L’Europe et les États-Unis partagent des valeurs communes et ont une proximité naturelle, mais nous assistons à un éloignement des deux côtés de l’Atlantique depuis la fin de la Guerre froide. L’un des facteurs qui expliquent cette situation tient à l’attitude ambivalente des Etats-Unis par rapport à la construction européenne : ils l’ont tout d’abord favorisée, puis paraissent maintenant considérer qu’il s’agit d’un contre-pouvoir dirigé contre eux. Aussi les États-Unis ont-ils privilégié la décision solitaire dans la conduite des relations internationales, semblant se méfier de la notion même d’alliance pour lui préférer la constitution de coalition ad hoc, car une alliance passe aussi par des divergences de vues. À cet égard, la conception qu’ont les États-Unis du rôle opérationnel de l’OTAN varie selon les circonstances : ils ne souhaitent pas son intervention après les attentats du 11 septembre mais la revendiquent en Irak. Cependant, quelles que soient les circonstances, l’OTAN, avec ses règles de fonctionnement et de concertation, est considérée comme une structure trop contraignante pour Washington. Un autre facteur de séparation est la perception différente du choc du 11 septembre, l’Europe sous-estimant le traumatisme.
Nous devons surmonter les malentendus et les contradictions en ré-analysant nos intérêts à long terme. Les États-Unis, compte tenu de leur histoire et de nos liens, sont le seul allié durable dont peut disposer l’Europe. Aussi, pour moi l’Europe ne saurait pas se construire contre les États-Unis et elle ne peut pas se passer de l’appui diplomatique et militaire américain, comme l’a illustré son incapacité à agir dans les Balkans dans les années 90. Le projet européen ne consiste pas à construire une superpuissance mondiale s’opposant aux États-Unis, mais à construire un nouvel équilibre où l’Europe fera entendre sa voix, une voix différente sans nécessairement être hostile. De leur côté, les États-Unis ont besoin d’alliés et ils ne disposent d’aucun autre allié à long terme que l’Europe. Malgré leur puissance sans équivalent, les Etats-Unis ne réussiront pas dans leurs projets en ignorant les Européens et leur expérience, fruit d’une histoire parfois douloureuse.
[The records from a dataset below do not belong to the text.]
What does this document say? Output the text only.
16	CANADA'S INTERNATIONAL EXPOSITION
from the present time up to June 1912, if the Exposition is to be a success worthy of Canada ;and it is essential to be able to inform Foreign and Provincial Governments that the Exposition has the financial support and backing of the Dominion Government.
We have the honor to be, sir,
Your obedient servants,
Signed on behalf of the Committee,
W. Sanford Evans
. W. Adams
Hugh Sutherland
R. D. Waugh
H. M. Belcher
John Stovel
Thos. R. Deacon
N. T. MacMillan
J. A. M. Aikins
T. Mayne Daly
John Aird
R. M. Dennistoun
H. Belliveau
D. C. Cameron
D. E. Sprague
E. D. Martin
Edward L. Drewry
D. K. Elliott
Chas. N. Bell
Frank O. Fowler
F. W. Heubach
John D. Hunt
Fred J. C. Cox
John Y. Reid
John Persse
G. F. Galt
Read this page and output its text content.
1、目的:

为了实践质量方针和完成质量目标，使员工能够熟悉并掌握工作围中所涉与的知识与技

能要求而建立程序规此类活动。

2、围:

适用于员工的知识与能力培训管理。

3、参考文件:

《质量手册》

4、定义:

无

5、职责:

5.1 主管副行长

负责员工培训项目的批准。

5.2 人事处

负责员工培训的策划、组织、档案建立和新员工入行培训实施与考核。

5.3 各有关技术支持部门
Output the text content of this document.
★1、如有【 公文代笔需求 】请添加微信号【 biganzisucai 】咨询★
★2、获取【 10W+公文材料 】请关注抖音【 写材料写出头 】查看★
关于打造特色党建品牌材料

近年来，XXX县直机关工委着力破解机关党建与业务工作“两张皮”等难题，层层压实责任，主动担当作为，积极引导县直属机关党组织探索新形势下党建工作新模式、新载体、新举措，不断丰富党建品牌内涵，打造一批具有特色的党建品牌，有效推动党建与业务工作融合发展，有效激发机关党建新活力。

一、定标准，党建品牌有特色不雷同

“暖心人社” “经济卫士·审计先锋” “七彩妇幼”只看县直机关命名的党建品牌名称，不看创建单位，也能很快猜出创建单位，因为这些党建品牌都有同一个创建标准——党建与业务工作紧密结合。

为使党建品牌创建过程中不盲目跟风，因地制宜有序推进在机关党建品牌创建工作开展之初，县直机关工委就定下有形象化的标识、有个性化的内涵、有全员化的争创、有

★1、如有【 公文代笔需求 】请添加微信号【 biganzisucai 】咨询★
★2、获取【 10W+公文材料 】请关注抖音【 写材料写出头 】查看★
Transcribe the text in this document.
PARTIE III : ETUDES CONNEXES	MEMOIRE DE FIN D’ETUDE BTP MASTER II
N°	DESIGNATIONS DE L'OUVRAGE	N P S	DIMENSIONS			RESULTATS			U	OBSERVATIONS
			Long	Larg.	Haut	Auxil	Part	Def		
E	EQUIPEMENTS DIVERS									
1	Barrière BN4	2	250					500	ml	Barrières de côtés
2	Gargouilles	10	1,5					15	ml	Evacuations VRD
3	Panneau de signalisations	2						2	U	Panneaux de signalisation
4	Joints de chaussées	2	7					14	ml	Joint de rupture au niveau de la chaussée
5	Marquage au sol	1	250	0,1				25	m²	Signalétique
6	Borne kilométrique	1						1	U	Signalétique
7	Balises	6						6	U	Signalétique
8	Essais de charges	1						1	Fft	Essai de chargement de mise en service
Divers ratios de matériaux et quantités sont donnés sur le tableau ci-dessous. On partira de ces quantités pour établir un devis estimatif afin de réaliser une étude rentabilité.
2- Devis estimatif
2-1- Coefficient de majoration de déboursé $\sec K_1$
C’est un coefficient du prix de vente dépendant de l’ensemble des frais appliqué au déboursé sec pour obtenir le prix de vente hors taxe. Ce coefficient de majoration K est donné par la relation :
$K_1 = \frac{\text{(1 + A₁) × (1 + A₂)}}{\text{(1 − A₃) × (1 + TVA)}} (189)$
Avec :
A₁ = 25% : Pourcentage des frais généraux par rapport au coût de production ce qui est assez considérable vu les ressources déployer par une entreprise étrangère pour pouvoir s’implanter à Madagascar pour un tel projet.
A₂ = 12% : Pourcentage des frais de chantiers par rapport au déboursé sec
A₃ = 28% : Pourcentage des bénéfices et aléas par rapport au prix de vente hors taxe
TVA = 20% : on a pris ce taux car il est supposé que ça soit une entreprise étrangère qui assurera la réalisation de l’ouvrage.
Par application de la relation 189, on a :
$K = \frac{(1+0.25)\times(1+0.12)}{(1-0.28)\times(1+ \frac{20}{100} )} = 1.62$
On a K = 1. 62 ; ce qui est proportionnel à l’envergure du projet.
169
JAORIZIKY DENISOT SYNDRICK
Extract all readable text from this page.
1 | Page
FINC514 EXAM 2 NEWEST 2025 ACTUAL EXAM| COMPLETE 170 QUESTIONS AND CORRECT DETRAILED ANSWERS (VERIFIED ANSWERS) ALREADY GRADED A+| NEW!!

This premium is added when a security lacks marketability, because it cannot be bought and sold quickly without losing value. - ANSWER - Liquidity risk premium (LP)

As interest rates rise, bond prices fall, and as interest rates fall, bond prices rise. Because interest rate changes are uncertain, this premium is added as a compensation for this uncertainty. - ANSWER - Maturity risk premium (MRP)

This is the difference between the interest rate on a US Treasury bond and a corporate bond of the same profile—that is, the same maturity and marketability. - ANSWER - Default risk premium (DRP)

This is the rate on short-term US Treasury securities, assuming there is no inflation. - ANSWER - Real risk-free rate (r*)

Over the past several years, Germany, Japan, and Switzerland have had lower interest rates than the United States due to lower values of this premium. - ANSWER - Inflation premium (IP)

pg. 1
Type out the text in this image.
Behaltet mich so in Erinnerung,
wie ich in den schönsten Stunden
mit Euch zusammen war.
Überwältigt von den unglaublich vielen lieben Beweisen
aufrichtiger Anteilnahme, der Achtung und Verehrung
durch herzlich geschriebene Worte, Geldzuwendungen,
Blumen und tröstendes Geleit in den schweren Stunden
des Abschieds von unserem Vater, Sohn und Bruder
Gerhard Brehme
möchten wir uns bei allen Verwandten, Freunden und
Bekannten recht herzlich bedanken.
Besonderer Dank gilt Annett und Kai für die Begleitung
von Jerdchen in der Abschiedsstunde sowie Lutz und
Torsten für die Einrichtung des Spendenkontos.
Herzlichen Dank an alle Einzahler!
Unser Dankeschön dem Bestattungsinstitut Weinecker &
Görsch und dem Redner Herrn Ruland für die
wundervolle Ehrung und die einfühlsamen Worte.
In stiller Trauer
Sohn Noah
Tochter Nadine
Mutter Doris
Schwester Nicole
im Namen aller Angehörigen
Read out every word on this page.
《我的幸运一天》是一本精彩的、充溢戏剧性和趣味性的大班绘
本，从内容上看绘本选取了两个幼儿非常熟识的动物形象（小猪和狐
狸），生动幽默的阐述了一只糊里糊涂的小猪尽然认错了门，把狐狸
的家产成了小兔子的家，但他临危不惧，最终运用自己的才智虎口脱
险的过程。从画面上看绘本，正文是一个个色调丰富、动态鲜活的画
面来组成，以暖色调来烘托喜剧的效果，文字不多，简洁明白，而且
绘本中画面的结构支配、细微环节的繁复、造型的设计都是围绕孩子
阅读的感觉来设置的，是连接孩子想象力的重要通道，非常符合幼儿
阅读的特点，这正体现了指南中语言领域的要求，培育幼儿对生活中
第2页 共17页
Plutôt que de nous éloigner, nous devons nous rapprocher pour bénéficier des avantages de notre complémentarité. Pour cela, il faut maintenir l’Alliance atlantique et ses capacités opérationnelles. Il faut également restaurer l’ONU en la réformant, mais nous ne devons pas l’abandonner. De plus, nous devons accepter que la bonne marche du monde doive l’emporter sur les intérêts nationaux des uns et des autres. La relation transatlantique est essentielle mais elle doit être fondée et cela nécessite des efforts des deux côtés.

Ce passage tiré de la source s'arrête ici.